Dort werden unsere Wege sich trennen, und bei diesem Gedanken wird mir ganz flau im Magen. Ich habe die Familie in mein Herz geschlossen. Die Vorstellung sie gleich zu verabschieden, und danach vielleicht nie wieder zusehen scheint absurd, obwohl sie der Wahrheit entspricht.
Mika zerrt mich wortwörtlich aus den trüben Gedanken. Energisch zeigt die Kleine an meiner Hand, um ihrer Mutter hinterher zu marschieren.
„Komm jetzt! Ich will nachhause. Zu Funi, Klick, Rosa, Kuschel, Siv, Cleo, Pek, Diw und-", zählt sie immer weiter Namen, wahrscheinlich von ihren Kuscheltieren, auf.
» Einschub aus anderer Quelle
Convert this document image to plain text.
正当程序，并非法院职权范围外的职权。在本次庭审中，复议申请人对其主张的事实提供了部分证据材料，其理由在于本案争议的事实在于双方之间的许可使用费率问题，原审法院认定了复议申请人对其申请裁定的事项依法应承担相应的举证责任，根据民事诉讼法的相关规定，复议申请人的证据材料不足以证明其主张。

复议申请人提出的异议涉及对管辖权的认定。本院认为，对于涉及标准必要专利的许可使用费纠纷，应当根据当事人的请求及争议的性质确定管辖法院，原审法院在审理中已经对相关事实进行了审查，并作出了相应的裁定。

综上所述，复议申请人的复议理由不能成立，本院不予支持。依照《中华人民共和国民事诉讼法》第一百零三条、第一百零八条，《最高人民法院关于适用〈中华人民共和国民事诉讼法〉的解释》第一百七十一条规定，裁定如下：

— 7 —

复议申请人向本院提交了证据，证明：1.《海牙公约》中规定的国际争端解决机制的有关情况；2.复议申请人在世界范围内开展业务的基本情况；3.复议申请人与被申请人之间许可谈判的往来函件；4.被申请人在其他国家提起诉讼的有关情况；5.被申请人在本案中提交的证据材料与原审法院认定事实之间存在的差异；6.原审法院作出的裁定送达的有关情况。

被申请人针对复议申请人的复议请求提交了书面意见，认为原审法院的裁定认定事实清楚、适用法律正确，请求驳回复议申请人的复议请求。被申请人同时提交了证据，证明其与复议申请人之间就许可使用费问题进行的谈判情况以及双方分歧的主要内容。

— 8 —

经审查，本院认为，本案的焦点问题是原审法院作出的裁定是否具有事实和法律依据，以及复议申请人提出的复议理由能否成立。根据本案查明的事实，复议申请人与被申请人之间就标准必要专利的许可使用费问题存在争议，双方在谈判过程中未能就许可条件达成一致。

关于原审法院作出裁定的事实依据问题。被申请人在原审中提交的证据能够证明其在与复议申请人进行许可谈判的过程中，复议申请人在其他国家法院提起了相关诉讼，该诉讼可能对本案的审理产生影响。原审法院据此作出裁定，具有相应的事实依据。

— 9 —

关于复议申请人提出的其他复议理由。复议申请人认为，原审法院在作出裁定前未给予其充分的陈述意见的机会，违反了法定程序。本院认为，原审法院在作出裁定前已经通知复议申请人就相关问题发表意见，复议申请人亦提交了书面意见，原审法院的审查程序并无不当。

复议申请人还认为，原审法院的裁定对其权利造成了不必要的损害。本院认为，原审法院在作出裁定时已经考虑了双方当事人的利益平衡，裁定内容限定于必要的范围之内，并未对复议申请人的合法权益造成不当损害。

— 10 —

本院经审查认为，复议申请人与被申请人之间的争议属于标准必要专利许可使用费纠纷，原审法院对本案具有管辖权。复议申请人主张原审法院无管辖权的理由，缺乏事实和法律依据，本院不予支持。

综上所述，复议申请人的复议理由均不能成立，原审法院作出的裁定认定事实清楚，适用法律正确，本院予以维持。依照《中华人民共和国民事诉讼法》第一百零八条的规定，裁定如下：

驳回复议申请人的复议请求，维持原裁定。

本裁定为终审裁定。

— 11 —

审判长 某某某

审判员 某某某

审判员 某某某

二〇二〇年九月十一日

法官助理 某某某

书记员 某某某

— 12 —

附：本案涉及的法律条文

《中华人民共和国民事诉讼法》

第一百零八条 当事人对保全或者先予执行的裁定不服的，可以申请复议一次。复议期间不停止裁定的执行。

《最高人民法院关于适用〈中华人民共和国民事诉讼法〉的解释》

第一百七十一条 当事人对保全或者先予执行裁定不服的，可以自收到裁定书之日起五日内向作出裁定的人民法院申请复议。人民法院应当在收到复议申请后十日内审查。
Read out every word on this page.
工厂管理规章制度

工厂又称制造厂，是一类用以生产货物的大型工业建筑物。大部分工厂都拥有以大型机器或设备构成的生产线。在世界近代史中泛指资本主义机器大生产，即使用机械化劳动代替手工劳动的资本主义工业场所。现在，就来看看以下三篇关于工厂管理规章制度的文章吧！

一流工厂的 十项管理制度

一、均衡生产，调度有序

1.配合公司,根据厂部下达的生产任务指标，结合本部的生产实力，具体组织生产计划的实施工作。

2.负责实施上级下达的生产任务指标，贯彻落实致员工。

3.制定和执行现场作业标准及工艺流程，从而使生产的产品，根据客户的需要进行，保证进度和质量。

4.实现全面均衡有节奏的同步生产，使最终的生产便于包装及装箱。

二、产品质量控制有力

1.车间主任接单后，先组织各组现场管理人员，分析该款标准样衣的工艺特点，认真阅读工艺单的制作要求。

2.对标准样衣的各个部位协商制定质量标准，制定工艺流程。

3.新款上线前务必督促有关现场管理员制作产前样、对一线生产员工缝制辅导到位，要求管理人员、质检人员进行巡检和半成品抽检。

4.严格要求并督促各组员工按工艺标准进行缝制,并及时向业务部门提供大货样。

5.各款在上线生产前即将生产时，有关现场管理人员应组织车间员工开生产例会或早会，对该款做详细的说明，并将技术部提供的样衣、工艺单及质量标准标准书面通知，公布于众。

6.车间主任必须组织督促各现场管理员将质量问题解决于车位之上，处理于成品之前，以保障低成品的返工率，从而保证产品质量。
„Weißt du was? Geh schonmal vor", unterbreche ich ihre unendliche Liste. Von ihr abgewandt fahre ich fort: „Ich warte auf deinen Bruder und helfe ihm mit deinem Gepäck", obwohl ich sehr gut weiß, dass er das Gepäck auch ohne Probleme alleine tragen kann, und vermuten ich auch wird, denn so wie es aussieht, wird er sich nicht von mir helfen lassen wollen.
„Ihr könnt dann ja schonmal raus finden, wo unser Gepäckband ist, und dann kommen wir ganz schnell nach, okay?"
„Gut, bis gleich."
Schmunzelnd schaue ich ihr hinterher, wie sie zu ihrer Mutter hüpft, und Hand in Hand mit ihr im Gebäude verschwindet.
„Wir würden dann gerne das Flugzeug fertig für den nächsten Flug machen, wenn sie also gestatten", bemerkt eine Stewardess zickig. Hinter ihr steht die ganze Crew, und wartet hinter dem in die Gegend starrenden Tilo ungeduldig darauf, ebenfalls die Maschine verlassen zu können.
„Ohh", stößt Tilo aus, „Das tut mir echt schrecklich leid! Ich bin gleich soweit!"
Er wendet sich ab und verdreht genervt die Augen, während er ganz ohne Hast die Stufen hinabsteigt und die Stewardess unruhig mit dem Fuß wippt.
Wenige Sekunden später steht er neben mir und gemeinsam lassen wir die Crew hinter uns. Ihre bösen Blicke verfolgen uns immer noch, als wir das Gebäude betreten und Tilo zu sprechen beginnt:
„Weißt du, wo Cora und Mika sind?"
„Jap!"
Ich nicke und ziehe los.
Mit Tilo im Schlepptau erkunde ich den Flughafen und finde schnell heraus, wo unser Gepäck ankommen muss.
Innerhalb weniger Minuten haben wir das Transportband gefunden und rechtzeitig für die ersten Gepäckstücke stehen wir neben den anderen Mitreisenden.
Da ich als eine der Letzten eingecheckt habe, kommt mein Koffer schnell und ich kann mein Abenteuer starten.